I kept it simple by picking the more common asset classes the average investor would build a portfolio around. For stocks, I used large caps, small caps, international, emerging markets and REITs. The next three tables break down three of those stock asset classes further. For bonds, I stayed with high-grade U.S./corporate bonds and riskier high yield bonds. I added a diversified global portfolio with those assets as a comparison tool.
The best way to show why the U.S. stock market performed the way it did is to break it down by sector. There are ten sectors or broad categories that every stock fits into: Consumer Discretionary, Consumer Staples, Energy, Financials, Health Care, Industrials, Technology, Materials, Telecomm, and Utilities. I added the S&P 500 as a reference.
In any given year, one or more of these sectors can have a big impact on the performance of the U.S. market. For example, you’ll notice how much the financial sector has dragged down the S&P 500 despite the performance of the other sectors.
When you add up all the stock markets of the world, the U.S. market makes up almost half the total market value. International and emerging markets make up the other half. If you only invest in U.S. stock funds, you’re missing out on half of the global investment opportunities. This is even more pronounced for residents of other countries who choose to invest mainly in their home country.
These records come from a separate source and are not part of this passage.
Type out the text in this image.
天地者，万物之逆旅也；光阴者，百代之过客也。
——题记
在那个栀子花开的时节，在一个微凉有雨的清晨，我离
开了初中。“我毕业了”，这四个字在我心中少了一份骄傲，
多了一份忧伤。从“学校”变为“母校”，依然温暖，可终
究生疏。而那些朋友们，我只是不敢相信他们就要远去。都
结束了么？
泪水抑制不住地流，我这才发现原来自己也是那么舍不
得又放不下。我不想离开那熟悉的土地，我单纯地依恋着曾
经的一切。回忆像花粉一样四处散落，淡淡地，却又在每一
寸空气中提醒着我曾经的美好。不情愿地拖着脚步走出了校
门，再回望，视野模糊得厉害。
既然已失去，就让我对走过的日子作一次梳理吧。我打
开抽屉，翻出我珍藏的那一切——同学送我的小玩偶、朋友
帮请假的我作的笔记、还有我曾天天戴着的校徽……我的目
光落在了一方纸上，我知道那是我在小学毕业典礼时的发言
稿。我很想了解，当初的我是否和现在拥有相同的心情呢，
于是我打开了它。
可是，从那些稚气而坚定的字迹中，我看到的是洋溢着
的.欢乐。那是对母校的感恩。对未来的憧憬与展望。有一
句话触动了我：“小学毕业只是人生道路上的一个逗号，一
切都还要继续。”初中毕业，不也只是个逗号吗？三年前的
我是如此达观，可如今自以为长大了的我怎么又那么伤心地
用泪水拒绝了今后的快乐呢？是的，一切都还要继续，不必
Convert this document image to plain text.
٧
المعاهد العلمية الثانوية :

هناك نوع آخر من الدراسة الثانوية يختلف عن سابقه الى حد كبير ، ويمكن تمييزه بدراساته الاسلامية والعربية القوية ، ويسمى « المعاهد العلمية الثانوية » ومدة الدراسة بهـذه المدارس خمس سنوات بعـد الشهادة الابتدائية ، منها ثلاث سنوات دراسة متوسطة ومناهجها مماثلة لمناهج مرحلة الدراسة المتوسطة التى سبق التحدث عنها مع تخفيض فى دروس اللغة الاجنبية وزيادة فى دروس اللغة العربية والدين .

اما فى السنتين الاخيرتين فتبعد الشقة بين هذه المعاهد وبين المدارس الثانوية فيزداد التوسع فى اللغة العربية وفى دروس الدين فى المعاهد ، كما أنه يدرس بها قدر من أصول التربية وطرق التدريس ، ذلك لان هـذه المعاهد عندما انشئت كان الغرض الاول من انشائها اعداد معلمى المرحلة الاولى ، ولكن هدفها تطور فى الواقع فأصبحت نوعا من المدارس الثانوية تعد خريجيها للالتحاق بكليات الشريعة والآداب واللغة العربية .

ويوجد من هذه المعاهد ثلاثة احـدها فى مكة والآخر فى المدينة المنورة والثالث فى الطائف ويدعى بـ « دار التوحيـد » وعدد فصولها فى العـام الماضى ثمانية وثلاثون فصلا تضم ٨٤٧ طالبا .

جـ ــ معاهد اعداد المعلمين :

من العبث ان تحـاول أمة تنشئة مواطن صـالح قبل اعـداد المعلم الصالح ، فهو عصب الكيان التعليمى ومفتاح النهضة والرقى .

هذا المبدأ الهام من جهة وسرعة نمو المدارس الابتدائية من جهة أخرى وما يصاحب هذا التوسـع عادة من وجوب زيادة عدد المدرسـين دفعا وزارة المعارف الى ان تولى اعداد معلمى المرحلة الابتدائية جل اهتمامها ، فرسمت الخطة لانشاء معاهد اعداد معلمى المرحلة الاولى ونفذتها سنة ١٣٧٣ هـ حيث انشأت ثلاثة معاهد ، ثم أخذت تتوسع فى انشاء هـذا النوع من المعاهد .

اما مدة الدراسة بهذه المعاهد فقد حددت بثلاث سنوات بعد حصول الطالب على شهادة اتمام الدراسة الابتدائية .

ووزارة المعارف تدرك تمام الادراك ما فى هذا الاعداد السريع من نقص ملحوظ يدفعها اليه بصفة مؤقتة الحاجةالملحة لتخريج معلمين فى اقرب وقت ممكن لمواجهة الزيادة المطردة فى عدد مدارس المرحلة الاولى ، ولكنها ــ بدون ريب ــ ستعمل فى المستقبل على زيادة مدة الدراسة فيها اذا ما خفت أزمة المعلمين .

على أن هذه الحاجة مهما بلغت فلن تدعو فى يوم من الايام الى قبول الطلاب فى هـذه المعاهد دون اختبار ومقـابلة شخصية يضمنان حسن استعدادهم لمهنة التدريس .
The template for this table was the MSCI EAFE Index including Canada. In total, that’s 22 countries – too many to build a table around. I weeded out the smallest players based on its standing in the index. The top 12 countries represented in the index are shown in the table. Those countries left out – Austria, Belgium, Denmark, Finland, Ireland, Israel, New Zealand, Norway, Portugal, and Singapore – make up about 9% of the index.
I used the MSCI Emerging Markets Index as a template for this table. The index measures the markets of 23 emerging countries. Again, that’s too many to stuff into one table. Like the international table, I dropped the smallest countries based on its standing in the index. The top 12 emerging markets are represented. The countries left out – Chile, Colombia, Czech Republic, Egypt, Greece, Hungary, Peru, Philippines, Poland, United Arab Emirates, and Qatar – make up about 9% of the index.
I’m not entirely convinced that dropping countries is the best way to represent the international and emerging markets. I’m open to alternative suggestions to improve the tables.
The goal is to update these four tables every six months – at the half way point and year-end results. The next update will be early January with 2014’s year-end returns. I’m in the process making images of each table available for other bloggers to use for discussion on their own sites, which I’ll update also.
Finding all the data was a bigger pain than I thought it would be. Transparent wouldn’t describe the process. Financial companies are great at membership walls and other hoops to jump through to get information. There were no giant signs pointing to the index information at any of the relevant sites (the only standout was the FTSE REIT index).
In the future, I’d like to publish the results for all these tables to save the next person some time and headache. With the exception of the sector returns data (for some reason I could only find trustworthy data going back to 2003), most of it goes back several decades.